Hyrule’de öldüğünüzde ilerlemeniz diğer Roguelike oyunlarda olduğu gibi sonlanıyor ama ekipmanlarınız sizde kalmaya devam ediyor. Bu yüzden oyuna yeniden başlamak sizin için çok da büyük bir problem olmuyor. Bu yönüyle geliştirmelerini koruyan başka bir oyun olan Dead Cells ile büyük benzerlik gösteriyor diyebilirim.

NecroDancer ile benzeşen diğer önemli yönüyse elbette ritim mekanikleri. Oyunda kullanılan müzikler Zelda serisinden aşina olduğumuz muhteşem parçaları içeriyor. İşin güzel yanıysa bu müzikler sadece bir arka fon oluşturmak için orada değiller. Oyunu alt etmenin yolu müzikten geçiyor. Binding of Isaac, Super Meat Boy gibi efsane indie oyunların müziklerini hazırlayan Danny Baranowsky, Cadence of Hyrule de harika çalışmalar sunuyor.

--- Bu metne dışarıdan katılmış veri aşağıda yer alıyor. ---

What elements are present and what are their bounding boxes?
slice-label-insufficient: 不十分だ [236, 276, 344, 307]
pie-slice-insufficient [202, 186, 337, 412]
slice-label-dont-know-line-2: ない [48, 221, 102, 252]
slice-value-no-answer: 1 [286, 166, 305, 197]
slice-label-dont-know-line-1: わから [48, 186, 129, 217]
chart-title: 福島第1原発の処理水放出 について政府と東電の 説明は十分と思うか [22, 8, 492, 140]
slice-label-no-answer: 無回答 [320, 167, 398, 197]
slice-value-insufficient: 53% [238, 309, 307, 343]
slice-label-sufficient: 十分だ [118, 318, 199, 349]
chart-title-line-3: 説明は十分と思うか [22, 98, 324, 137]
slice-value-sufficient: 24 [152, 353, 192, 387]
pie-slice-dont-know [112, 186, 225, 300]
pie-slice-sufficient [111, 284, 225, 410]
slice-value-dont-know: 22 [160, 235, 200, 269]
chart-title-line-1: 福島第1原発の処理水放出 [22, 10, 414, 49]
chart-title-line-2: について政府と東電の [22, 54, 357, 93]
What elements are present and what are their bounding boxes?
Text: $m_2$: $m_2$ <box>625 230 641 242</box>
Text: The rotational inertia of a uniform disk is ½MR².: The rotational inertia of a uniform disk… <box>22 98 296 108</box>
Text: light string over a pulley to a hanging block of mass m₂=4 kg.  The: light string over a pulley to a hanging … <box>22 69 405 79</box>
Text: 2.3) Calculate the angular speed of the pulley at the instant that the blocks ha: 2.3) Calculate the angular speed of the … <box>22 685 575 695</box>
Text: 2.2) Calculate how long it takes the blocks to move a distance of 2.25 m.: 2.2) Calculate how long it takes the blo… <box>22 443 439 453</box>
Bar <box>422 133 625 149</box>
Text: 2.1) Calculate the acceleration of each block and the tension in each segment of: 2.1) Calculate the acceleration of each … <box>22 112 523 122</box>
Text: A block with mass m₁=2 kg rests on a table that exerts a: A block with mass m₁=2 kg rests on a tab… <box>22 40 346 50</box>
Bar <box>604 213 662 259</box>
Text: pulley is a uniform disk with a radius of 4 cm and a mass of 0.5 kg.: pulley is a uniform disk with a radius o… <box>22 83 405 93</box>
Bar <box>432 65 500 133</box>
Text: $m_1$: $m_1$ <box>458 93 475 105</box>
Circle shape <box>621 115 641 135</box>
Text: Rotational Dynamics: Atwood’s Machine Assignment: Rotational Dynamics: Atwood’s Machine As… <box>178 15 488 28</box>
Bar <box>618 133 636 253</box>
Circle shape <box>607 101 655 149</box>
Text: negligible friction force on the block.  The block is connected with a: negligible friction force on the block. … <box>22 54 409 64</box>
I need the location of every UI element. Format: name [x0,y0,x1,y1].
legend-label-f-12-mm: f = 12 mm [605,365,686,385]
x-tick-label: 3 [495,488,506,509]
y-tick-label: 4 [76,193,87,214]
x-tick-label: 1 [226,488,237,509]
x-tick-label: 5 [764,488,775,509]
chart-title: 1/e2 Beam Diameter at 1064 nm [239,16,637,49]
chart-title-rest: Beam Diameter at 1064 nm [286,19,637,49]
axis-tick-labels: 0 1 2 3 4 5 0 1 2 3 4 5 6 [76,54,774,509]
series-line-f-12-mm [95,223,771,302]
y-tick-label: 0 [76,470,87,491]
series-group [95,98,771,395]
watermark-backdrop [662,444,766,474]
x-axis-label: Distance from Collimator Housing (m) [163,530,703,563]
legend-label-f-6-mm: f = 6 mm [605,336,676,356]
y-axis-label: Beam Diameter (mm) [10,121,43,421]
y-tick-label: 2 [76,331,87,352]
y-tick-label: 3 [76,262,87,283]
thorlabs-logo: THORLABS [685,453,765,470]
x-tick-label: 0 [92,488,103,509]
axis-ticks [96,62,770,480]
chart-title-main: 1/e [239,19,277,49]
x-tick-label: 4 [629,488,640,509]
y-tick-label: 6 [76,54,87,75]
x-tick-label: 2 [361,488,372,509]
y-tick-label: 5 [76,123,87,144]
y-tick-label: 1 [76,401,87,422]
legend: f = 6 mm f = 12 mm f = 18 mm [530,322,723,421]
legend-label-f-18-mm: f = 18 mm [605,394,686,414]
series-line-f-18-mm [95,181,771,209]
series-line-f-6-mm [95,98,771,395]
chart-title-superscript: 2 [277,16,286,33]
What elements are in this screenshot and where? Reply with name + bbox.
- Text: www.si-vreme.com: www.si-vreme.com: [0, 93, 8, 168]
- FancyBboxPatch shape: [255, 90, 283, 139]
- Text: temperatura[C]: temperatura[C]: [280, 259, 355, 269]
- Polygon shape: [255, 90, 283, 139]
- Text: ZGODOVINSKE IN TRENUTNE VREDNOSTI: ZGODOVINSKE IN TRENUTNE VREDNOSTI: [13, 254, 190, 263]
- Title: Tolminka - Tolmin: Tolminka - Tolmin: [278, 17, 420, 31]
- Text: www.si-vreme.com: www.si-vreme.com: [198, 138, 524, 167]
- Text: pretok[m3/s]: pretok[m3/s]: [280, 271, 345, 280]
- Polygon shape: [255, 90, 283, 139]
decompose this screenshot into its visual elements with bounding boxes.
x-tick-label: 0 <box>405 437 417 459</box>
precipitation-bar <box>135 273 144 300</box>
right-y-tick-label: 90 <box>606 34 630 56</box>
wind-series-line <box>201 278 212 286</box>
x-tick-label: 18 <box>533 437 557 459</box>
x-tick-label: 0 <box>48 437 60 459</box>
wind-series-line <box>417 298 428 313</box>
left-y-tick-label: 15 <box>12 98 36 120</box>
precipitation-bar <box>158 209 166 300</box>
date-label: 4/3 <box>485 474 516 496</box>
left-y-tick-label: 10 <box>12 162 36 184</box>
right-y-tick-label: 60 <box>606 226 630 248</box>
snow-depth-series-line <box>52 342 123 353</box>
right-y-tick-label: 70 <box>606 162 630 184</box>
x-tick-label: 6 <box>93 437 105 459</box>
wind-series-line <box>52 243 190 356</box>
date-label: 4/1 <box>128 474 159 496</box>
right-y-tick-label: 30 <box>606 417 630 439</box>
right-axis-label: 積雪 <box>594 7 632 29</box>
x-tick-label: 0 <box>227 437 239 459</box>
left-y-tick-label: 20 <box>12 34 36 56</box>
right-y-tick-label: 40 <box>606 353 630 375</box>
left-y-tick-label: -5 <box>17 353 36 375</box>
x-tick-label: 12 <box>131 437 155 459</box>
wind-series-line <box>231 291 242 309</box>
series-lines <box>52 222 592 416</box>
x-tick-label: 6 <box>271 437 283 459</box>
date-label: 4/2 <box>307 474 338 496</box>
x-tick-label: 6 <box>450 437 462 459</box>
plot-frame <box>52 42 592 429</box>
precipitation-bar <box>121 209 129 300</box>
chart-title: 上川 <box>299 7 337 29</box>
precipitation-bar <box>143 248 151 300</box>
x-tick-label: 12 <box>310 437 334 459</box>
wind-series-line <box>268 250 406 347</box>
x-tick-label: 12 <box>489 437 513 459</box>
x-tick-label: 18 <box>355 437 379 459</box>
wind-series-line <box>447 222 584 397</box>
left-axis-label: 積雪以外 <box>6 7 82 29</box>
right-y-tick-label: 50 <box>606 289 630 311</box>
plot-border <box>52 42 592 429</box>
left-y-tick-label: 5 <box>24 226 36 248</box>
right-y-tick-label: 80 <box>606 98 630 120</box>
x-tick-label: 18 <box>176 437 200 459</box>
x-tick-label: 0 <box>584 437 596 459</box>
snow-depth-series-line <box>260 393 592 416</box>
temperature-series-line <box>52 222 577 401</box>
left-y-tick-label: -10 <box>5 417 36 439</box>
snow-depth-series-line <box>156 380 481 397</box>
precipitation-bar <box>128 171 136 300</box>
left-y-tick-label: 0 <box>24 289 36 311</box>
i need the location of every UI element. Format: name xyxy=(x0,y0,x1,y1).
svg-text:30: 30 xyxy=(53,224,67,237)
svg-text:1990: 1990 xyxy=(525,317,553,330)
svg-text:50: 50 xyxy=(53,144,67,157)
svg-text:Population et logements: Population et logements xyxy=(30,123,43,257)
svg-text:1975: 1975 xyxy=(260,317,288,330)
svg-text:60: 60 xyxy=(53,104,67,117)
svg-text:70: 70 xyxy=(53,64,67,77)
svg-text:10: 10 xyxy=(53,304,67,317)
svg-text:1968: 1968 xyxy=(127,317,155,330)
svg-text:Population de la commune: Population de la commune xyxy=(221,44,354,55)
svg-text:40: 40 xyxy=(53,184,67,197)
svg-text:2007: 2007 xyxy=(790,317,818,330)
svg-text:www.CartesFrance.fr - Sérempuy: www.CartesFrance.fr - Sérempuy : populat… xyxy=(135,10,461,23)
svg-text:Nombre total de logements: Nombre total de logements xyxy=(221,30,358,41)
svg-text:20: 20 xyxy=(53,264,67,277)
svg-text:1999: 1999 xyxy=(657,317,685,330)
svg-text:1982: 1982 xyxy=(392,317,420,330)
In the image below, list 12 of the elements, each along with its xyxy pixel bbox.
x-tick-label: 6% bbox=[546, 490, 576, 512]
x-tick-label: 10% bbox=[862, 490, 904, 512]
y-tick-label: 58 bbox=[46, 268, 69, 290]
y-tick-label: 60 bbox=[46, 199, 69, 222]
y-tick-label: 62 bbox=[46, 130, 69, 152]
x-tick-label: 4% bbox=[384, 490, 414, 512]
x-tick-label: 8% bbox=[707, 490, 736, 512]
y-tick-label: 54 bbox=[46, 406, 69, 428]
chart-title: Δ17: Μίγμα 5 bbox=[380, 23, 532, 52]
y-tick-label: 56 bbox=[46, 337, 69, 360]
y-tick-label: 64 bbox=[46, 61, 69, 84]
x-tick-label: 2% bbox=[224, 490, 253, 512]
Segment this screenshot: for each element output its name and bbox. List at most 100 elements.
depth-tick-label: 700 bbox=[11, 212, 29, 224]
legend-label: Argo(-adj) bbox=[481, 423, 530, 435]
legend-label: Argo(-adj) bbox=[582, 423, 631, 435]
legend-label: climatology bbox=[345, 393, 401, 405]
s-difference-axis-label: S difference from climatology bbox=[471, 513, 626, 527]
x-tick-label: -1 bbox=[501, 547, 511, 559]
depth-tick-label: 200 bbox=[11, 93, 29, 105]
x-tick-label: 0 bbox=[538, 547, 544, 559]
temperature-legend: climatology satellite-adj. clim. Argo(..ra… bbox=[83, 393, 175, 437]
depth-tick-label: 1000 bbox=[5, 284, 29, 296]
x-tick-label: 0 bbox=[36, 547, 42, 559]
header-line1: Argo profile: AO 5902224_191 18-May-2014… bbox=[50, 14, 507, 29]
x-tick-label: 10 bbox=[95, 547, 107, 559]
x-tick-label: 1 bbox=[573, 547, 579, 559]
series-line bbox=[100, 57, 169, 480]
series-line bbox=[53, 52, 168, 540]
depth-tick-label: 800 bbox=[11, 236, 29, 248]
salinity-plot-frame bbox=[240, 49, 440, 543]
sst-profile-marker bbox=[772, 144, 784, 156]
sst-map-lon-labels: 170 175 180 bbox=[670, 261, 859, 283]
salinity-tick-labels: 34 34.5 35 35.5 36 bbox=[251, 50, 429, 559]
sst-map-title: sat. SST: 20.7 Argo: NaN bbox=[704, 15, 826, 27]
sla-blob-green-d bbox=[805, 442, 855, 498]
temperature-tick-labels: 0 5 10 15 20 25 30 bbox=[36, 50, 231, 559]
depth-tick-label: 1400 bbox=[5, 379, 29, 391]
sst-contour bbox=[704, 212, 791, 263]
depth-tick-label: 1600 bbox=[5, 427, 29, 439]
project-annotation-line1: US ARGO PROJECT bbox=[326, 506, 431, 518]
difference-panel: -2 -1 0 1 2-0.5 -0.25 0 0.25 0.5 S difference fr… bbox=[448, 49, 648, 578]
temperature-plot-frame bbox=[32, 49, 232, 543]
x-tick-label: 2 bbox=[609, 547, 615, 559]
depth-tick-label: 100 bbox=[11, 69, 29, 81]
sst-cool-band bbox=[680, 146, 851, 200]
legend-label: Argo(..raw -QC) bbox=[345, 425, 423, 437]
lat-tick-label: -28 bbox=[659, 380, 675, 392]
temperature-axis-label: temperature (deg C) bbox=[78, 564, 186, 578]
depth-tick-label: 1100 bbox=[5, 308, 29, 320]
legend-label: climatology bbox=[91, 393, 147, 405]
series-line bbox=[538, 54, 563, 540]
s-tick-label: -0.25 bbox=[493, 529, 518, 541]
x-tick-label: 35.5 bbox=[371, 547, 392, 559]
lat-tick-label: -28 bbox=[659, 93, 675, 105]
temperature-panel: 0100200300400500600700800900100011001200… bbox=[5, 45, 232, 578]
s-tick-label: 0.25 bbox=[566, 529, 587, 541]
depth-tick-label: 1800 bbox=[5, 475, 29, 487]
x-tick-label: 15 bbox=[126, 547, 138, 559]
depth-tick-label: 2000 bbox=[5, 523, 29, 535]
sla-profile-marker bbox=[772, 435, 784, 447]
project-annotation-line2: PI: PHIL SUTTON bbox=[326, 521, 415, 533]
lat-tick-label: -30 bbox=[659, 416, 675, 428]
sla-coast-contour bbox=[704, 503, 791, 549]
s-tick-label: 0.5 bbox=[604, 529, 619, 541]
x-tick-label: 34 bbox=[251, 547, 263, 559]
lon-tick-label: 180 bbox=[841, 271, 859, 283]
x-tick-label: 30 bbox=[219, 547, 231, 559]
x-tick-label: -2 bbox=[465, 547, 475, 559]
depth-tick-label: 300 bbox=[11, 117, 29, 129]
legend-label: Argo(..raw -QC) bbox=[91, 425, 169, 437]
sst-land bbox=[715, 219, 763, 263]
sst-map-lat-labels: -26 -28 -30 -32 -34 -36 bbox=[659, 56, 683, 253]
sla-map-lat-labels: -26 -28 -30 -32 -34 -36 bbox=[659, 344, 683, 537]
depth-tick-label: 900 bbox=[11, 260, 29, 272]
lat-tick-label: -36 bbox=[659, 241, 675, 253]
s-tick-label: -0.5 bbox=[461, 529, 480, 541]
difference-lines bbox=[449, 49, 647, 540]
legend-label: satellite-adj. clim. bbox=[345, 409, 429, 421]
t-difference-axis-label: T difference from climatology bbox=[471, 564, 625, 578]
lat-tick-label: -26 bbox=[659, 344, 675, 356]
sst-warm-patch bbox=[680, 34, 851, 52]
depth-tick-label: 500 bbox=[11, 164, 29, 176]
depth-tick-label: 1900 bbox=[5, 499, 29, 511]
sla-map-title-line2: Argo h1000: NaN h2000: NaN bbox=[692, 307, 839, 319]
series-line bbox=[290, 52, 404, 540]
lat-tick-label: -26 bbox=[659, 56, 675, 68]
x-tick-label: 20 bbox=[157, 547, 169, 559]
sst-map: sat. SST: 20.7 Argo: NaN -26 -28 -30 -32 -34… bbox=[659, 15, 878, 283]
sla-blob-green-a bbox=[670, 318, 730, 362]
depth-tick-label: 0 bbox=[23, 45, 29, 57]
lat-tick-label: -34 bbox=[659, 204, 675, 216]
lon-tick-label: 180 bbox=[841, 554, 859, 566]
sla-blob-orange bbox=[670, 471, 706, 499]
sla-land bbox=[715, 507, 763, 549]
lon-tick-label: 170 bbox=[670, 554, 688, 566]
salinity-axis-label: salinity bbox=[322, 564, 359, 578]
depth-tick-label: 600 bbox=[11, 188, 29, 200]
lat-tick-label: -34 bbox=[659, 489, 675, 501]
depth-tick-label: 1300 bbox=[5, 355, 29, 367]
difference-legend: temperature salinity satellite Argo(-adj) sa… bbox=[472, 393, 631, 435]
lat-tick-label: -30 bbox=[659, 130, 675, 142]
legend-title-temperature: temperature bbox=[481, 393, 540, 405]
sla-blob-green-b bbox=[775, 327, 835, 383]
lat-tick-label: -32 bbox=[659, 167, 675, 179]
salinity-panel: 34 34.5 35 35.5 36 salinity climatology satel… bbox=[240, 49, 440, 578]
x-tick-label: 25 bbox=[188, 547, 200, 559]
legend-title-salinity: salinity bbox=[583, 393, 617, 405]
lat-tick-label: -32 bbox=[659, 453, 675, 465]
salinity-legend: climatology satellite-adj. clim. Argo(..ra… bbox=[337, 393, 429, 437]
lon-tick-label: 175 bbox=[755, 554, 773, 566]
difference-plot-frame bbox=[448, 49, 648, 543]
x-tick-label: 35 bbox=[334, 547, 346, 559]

Oyunda ritme uygun bir şekilde saldırmanız ve hareket etmeniz gerekiyor. Bu sayede hem sağlam kombolar yapabiliyor hem de en zorlu düşmanları çok daha rahat bir şekilde alt edebiliyorsunuz. Ritimler son derece güzel olduğu için arkada çalan soundtrack ile uyumlu bir şekilde oyunu oynamak, Cadence of Hyrule’yi bir adım öteye taşımayı başarıyor. Oyunda ekipmanlarınızı geliştirdikçe, ritimle beraber verdiğiniz hasar da katlanıyor ve Hyrule’nin oyun keyfi iyice artıyor.

Cadence of Hyrule’de hem Link hem de Zelda ile oynayabildiğinizi söylemiştik. Brace Yourself Games burada kolaya kaçmamış ve bize iki farklı karakter için iki farklı oynanış stili hazırlamış. Böylece Link veya Zelda’dan biriyle oynamaktan sıkıldığınızda, diğer karaktere geçerek oyunun ömrünü iyice uzatabiliyorsunuz. Eğer bu da yetmediyse, Permadeath modunu açarak, tıpkı NecroDancer ayarında bir zorluk ile oyunu alt etmeye çalışabiliyorsunuz.

Sonuç olarak Cadence of Hyrule, hem oynanışı, hem ayarında Roguelike mekanikleri hem de eğlenceli yapısıyla bugüne kadar yapılmış en iyi Zelda spin-off’larından biri olmayı başarıyor.